L’affacturage (ou factoring en anglais) est devenu une solution très convoitée par les PME pour faire face aux besoins de trésorerie et aux risques clients. Et dans les meilleurs des cas, pour financer leur croissance.
Le dispositif séduit
Par exemple, une entreprise qui a un client qui paie à 60 jours mais qui a besoin de l’argent immédiatement, vend sa créance client à une société d’affacturage (établissement de crédit ou factor en anglais) qui l’achète et paie la facture immédiatement moyennant des coûts de prise en charge et d’intérêts débiteurs (soit une commission de service et une commission de financement comprises entre 0,50 % et 2,5 % de la créance). Le factor va donc pallier le risque d’insolvabilité ou au retard de paiement du client. Il avance en général 90 % du montant de la créance.
Faire face aux risques clients
« La demande des investissements des entreprises devrait baisser dans le contexte économique actuel, mais certains auront besoin de combler un déficit de trésorerie. L’affacturage et le financement par le crédit-bail sont de bonnes solutions alternatives pour les PME et TPE, même pour de petits montants » explique Pascal Beuvelet, fondateur et président de la société de courtage de crédit In&Fi Crédits Pro. Lancé en septembre 2010, ce récent réseau In & Fi Crédits Pro qui fonctionne avec un contrat de licence de marque, apporte des solutions de crédits à des entrepreneurs.

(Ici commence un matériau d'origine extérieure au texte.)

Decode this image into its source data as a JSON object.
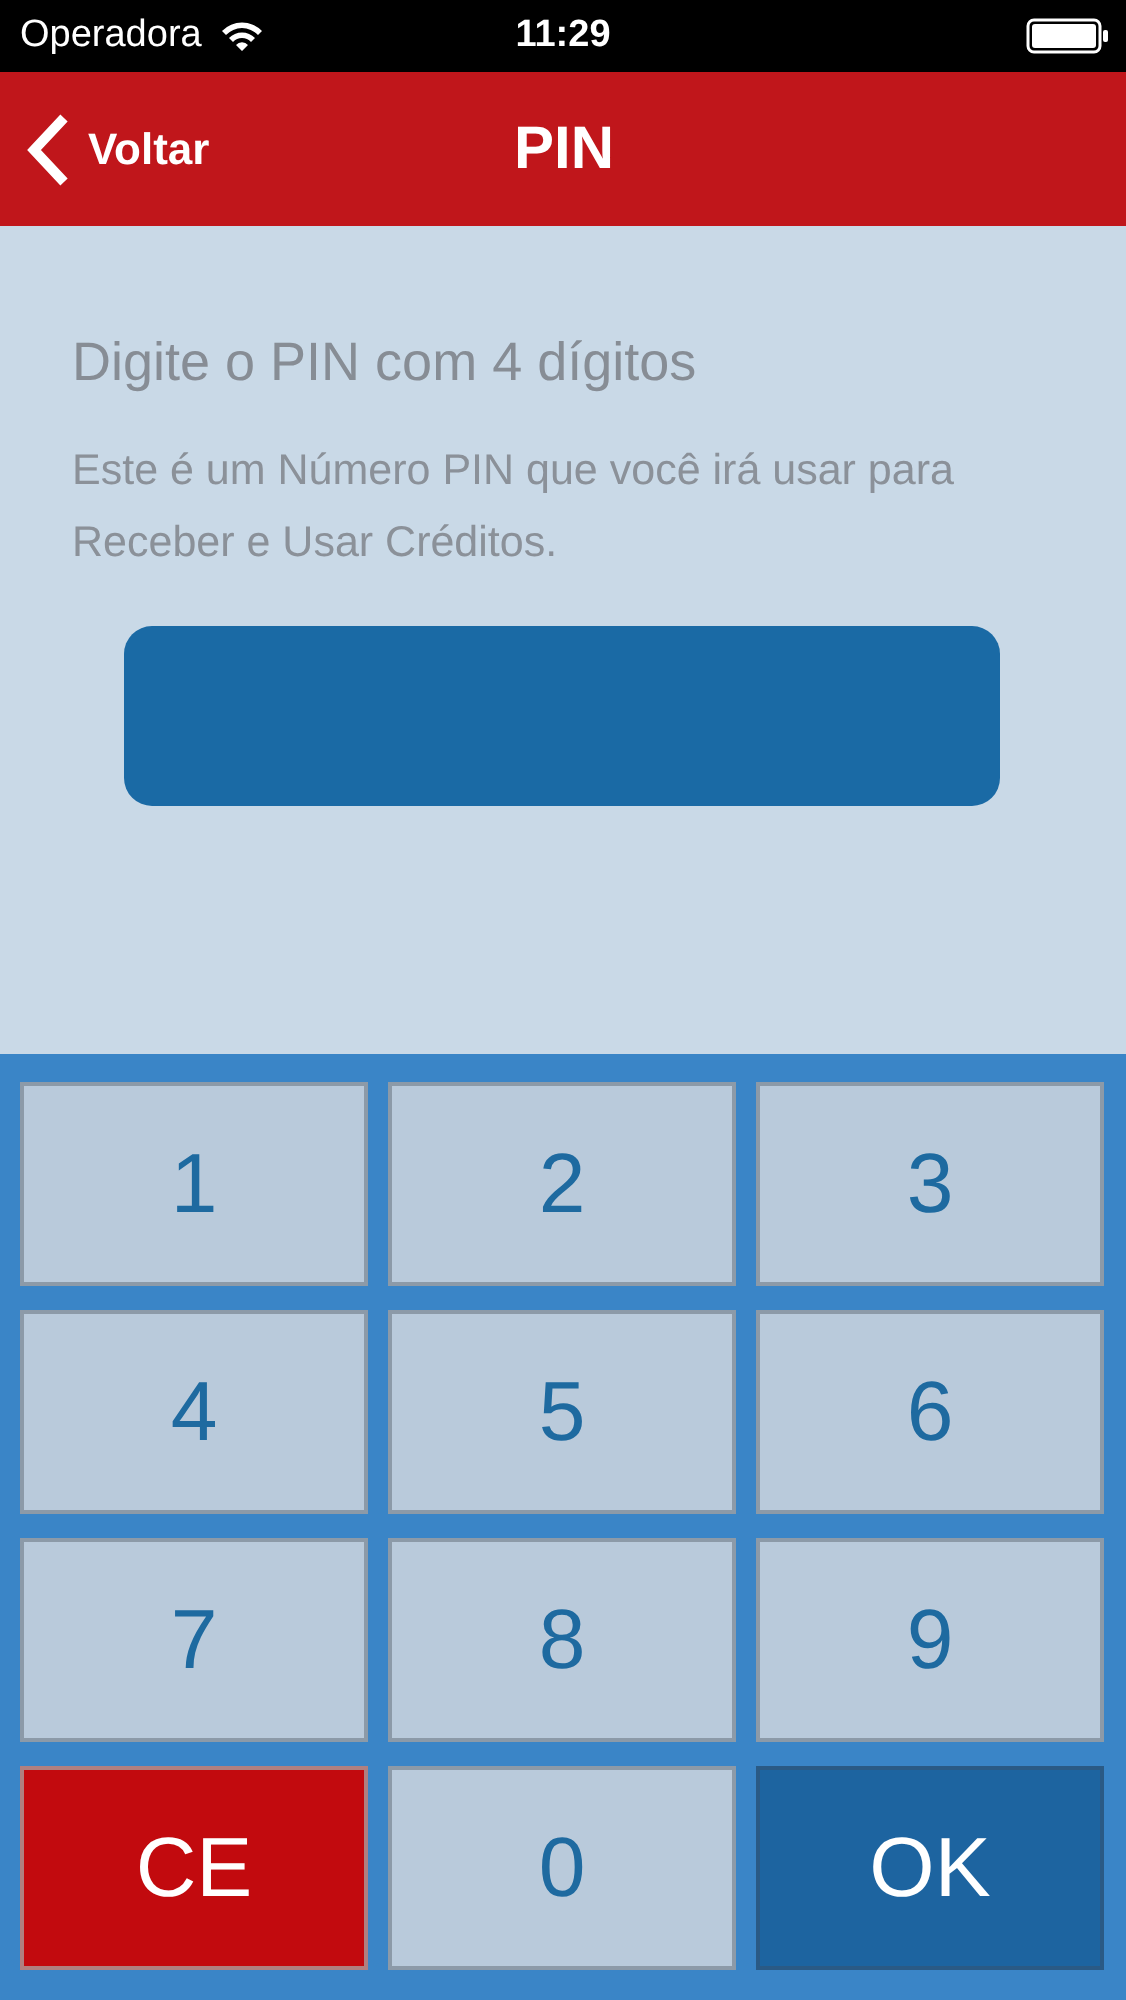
{
  "status_bar": {
    "carrier": "Operadora",
    "time": "11:29"
  },
  "nav_bar": {
    "back": "Voltar",
    "title": "PIN"
  },
  "prompt": {
    "title": "Digite o PIN com 4 dígitos",
    "description": "Este é um Número PIN que você irá usar para Receber e Usar Créditos."
  },
  "keypad": [
    {
      "label": "1",
      "kind": "digit"
    },
    {
      "label": "2",
      "kind": "digit"
    },
    {
      "label": "3",
      "kind": "digit"
    },
    {
      "label": "4",
      "kind": "digit"
    },
    {
      "label": "5",
      "kind": "digit"
    },
    {
      "label": "6",
      "kind": "digit"
    },
    {
      "label": "7",
      "kind": "digit"
    },
    {
      "label": "8",
      "kind": "digit"
    },
    {
      "label": "9",
      "kind": "digit"
    },
    {
      "label": "CE",
      "kind": "clear"
    },
    {
      "label": "0",
      "kind": "digit"
    },
    {
      "label": "OK",
      "kind": "confirm"
    }
  ]
}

« Le dispositif d’affacturage est éligible pour les TPE dont le chiffre d’affaires est compris entre 100 000 euros et 2 millions d’euros. Ce qui n’était pas le cas avant ». Les entreprises sont de plus en plus nombreuses à y recourir « mais toutes les PME et TPE ne connaissent pas forcément ces outils de financement. Nous travaillons avec les experts-comptables pour accompagner les entreprises et pour monter des dossiers auprès des banques » détaille Pascal Beuvelet, qui précise qu’il ne sera rémunéré que s’il obtient un crédit pour l’entreprise. Tout compte fait, le dispositif d’affacturage permet de partager les risques entre la banque et la société de factoring.